Obesity is a major risk factor for type 2 diabetes, and it is well established that weight loss has a beneficial impact on metabolic parameters including blood glucose, blood pressure and triglyceride levels. However, it remains unclear what impact these metabolic improvements have on the risk of future major cardiovascular events. We also lack high-quality evidence about the future cardiovascular risk of normal-weight or low-weight individuals living with type 2 diabetes. Moreover, previous evidence actually suggests that “weight cycling” or weight variability is independently associated with increased risks of myocardial infarction, stroke and all-cause mortality in people living with type 2 diabetes (Nam et al, 2020).
Over the last 7 years, seminal cardiovascular outcome studies for type 2 diabetes therapies, specifically the SGLT2 inhibitor and GLP-1 receptor agonist classes of medications, have demonstrated significant improvements in the risk of major adverse cardiovascular events. These classes are now recommended for their cardiovascular benefits independent of their glucose-lowering effects in multiple international guidelines and consensus reports, such as the ADA/EASD consensus report (Buse et al, 2020).

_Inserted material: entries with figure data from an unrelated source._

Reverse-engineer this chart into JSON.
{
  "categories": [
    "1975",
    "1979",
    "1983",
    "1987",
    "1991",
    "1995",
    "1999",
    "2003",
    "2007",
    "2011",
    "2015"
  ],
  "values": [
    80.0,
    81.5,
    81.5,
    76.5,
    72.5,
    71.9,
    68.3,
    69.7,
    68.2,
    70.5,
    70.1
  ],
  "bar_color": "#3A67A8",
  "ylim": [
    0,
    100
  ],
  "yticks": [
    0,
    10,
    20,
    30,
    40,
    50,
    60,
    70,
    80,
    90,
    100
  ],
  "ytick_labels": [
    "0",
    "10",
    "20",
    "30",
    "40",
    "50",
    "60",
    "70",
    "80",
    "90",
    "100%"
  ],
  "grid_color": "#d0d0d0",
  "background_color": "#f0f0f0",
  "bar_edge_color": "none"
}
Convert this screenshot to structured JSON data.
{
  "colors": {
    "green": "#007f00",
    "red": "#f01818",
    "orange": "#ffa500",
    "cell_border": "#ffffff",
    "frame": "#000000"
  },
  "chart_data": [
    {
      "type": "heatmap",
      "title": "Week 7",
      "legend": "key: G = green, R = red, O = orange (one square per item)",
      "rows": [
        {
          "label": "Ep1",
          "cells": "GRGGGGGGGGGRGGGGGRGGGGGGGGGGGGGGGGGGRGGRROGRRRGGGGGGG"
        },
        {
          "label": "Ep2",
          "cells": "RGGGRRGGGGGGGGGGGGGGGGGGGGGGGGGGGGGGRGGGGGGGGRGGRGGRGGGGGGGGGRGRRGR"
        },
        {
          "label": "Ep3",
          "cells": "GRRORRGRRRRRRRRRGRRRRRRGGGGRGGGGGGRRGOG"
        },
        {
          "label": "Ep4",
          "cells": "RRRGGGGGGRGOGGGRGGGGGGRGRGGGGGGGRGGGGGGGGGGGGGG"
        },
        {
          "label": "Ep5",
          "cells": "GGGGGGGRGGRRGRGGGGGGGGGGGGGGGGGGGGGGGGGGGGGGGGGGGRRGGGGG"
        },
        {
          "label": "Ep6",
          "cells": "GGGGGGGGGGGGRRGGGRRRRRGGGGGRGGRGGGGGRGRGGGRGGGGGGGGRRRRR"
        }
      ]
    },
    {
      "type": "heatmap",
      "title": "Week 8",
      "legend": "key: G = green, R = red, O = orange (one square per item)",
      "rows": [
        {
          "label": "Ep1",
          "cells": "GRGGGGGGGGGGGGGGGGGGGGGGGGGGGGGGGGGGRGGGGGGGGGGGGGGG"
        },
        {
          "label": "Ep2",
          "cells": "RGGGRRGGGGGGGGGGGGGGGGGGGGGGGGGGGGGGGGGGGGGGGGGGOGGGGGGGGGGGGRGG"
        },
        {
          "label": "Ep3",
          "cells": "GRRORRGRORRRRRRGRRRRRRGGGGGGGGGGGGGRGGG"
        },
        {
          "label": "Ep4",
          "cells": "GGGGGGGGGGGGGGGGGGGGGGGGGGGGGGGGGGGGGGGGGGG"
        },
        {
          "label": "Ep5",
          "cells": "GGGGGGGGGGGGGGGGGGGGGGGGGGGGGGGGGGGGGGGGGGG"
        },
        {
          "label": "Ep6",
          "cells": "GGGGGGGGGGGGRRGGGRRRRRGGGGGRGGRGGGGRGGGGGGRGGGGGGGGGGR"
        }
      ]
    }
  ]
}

Separately, there is growing international interest and consensus regarding the definition of diabetes remission. Whilst the specifics of diabetes remission differ between current definitions, all recently published consensus reports, including the joint report from the ADA, EASD and Diabetes UK (Riddle et al, 2021; reviewed previously in Diabetes Distilled), agree that diabetes remission can only be established if it is off all usual glucose-lowering medications. And indeed, from my own clinical experience, a major driver for my patients living with type 2 diabetes who are striving for diabetes remission is the cessation of all diabetes medications.
This presents a quandary to us as healthcare professionals with our patients who do lose significant weight and normalise their HbA1c levels: how do we reconcile the benefits of significant weight reduction (from both a physical and mental health perspective) and the positive diagnosis of diabetes remission versus the organ protection benefits of type 2 diabetes therapies such as SGLT2 inhibitors and GLP-1 receptor agonists?
In the present large, well-conducted, population-based cohort study from Korea, Park and colleagues explored the relationship between body weight variability and major cardiovascular outcomes (including myocardial infarction, ischaemic stroke, atrial fibrillation, heart failure and all-cause mortality) in 1,522,241 people living with type 2 diabetes but without a history of cardiovascular disease. The study was undertaken during 2009 and 2012; that is, before SGLT2 inhibitors and GLP-1 receptor agonists were in widespread use. Individuals were categorised into five groups according to body weight change between health checks every 2 years: ≥10% loss, 10–5% loss, 5% loss to ≤5% gain, 5–10% gain and ≥10% gain).
Around one quarter of participants experienced weight loss or weight gain of >5% at 2 years of follow-up. The weight-gain groups tended to be younger individuals with higher BMIs and lower use of oral hypoglycaemic medications. Unsurprisingly, the weight-loss groups demonstrated better metabolic profile changes, including blood pressure and lipid profiles.
Overall, after a median follow-up of 7 years, a U-shaped association was observed between weight change and major cardiovascular events and all-cause mortality; that is, both weight loss and gain of >5% within a 2-year interval were associated with an increased risk of major cardiovascular events and all-cause mortality in people with type 2 diabetes.
This U-shaped association was consistent in all exploratory subgroups, including age, gender, baseline BMI, duration of type 2 diabetes and type 2 diabetes medication.
These findings suggest to me that there remains significant residual cardiovascular risk in those living with type 2 diabetes who lose significant weight, and it may be premature to stop their cardioprotective medications: not just SGLT2 inhibitors and GLP-1 receptor agonists, but also statins. However, the authors do discuss the cardioprotective effects and substantial weight loss benefits of SGLT2 inhibitors and GLP-1 receptor agonists, and they specifically advise against extrapolating these study results to individuals taking these classes of medications.
Managing obesity is about more than just reducing weight; obesity is a complex multisystem condition. We await hard clinical endpoints to guide treatment decisions surrounding cardioprotective medications.